Gallegos, Rómulo. 1942. El forastero. Caracas: Editorial Elite.

Gallegos, Rómulo. 1980. La primera versión de El forastero. (Estudio introductorio de José Santos Urriola). Caracas: Equinoccio.

Gallegos, Rómulo. 1990. Cartas familiares. (Compilación y notas Lowell Dunham). Caracas: Cuadernos Lagovén.

Liscano, Juan. 1961. Rómulo Gallegos y su tiempo. Caracas: Biblioteca de Cultura Universitaria, Universidad Central de Venezuela.

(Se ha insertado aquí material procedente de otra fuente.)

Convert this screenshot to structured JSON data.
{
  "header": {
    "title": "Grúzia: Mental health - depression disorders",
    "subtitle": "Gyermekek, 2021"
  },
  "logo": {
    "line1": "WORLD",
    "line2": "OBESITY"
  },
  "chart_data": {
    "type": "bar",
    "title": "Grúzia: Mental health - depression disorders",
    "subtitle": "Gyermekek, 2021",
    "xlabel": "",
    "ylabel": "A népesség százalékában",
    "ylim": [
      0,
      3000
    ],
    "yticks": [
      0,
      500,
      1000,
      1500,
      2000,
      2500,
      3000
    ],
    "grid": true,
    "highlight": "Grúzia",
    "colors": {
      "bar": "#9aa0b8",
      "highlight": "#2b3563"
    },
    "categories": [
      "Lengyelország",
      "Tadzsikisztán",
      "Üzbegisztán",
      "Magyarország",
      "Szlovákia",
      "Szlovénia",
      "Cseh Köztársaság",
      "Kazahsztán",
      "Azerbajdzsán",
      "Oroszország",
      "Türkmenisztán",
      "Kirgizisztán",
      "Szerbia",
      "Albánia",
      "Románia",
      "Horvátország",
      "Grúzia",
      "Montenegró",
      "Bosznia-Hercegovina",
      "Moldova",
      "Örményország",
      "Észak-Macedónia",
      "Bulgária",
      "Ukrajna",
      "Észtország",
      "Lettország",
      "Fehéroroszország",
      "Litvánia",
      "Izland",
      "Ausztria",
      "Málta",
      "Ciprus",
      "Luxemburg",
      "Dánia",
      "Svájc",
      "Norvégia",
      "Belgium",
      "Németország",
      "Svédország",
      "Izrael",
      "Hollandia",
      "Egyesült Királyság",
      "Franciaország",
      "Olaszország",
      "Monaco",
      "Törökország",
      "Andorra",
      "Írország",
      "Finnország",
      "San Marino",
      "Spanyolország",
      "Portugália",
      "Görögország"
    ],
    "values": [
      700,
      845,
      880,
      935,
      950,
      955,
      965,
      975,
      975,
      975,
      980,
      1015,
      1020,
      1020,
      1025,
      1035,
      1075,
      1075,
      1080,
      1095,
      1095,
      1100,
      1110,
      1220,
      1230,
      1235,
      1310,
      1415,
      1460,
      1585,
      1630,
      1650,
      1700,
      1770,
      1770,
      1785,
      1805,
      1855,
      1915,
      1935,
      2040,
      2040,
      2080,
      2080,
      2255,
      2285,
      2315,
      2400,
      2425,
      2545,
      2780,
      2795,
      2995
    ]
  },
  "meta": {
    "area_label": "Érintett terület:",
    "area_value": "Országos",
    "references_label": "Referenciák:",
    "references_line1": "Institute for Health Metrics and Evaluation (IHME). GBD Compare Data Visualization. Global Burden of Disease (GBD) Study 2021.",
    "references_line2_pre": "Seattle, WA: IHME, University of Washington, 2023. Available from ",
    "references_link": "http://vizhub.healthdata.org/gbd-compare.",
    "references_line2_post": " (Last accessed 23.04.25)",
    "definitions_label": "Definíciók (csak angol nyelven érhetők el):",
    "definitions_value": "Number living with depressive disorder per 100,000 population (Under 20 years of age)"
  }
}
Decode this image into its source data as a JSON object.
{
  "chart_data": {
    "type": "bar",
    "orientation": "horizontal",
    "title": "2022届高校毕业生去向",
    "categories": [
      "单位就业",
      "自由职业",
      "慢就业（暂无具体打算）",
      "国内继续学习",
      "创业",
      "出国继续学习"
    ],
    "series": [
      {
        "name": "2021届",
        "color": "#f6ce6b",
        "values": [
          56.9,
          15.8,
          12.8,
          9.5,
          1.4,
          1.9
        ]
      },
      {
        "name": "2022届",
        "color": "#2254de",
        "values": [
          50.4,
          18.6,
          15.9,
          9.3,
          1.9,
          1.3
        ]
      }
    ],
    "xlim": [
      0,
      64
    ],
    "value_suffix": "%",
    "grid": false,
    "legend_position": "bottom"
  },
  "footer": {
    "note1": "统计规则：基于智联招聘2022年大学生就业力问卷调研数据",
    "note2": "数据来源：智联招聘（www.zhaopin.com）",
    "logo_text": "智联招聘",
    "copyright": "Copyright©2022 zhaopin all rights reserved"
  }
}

Miguel Angel Campos (Motatán, 1955): sociólogo, ensayista, profesor de la Universidad del Zulia. Premio de ensayo de la I Bienal de Literatura Mariano Picón Salas (1991), Premio de Ensayo Fundarte (1994). Fue director de la Revista de Literatura Hispanoamericana. Ha publicado, entre otros trabajos, Tonos (Asociación de Escritores de Venezuela, 1987), La Imaginación Atrofiada (Caracas: Monte Avila, 1992), Las Novedades del Petróleo (Caracas: Fundarte, 1994), La ciudad velada (Maracaibo: Universidad Cecilio Acosta, 2001), Desagravio del mal (Maracaibo: Universidad Cecilio Acosta, 2005), La fe de los traidores (Mérida: Universidad de Los Andes, 2005), Incredulidad (Maracaibo: Universidad Cecilio Acosta, 2009).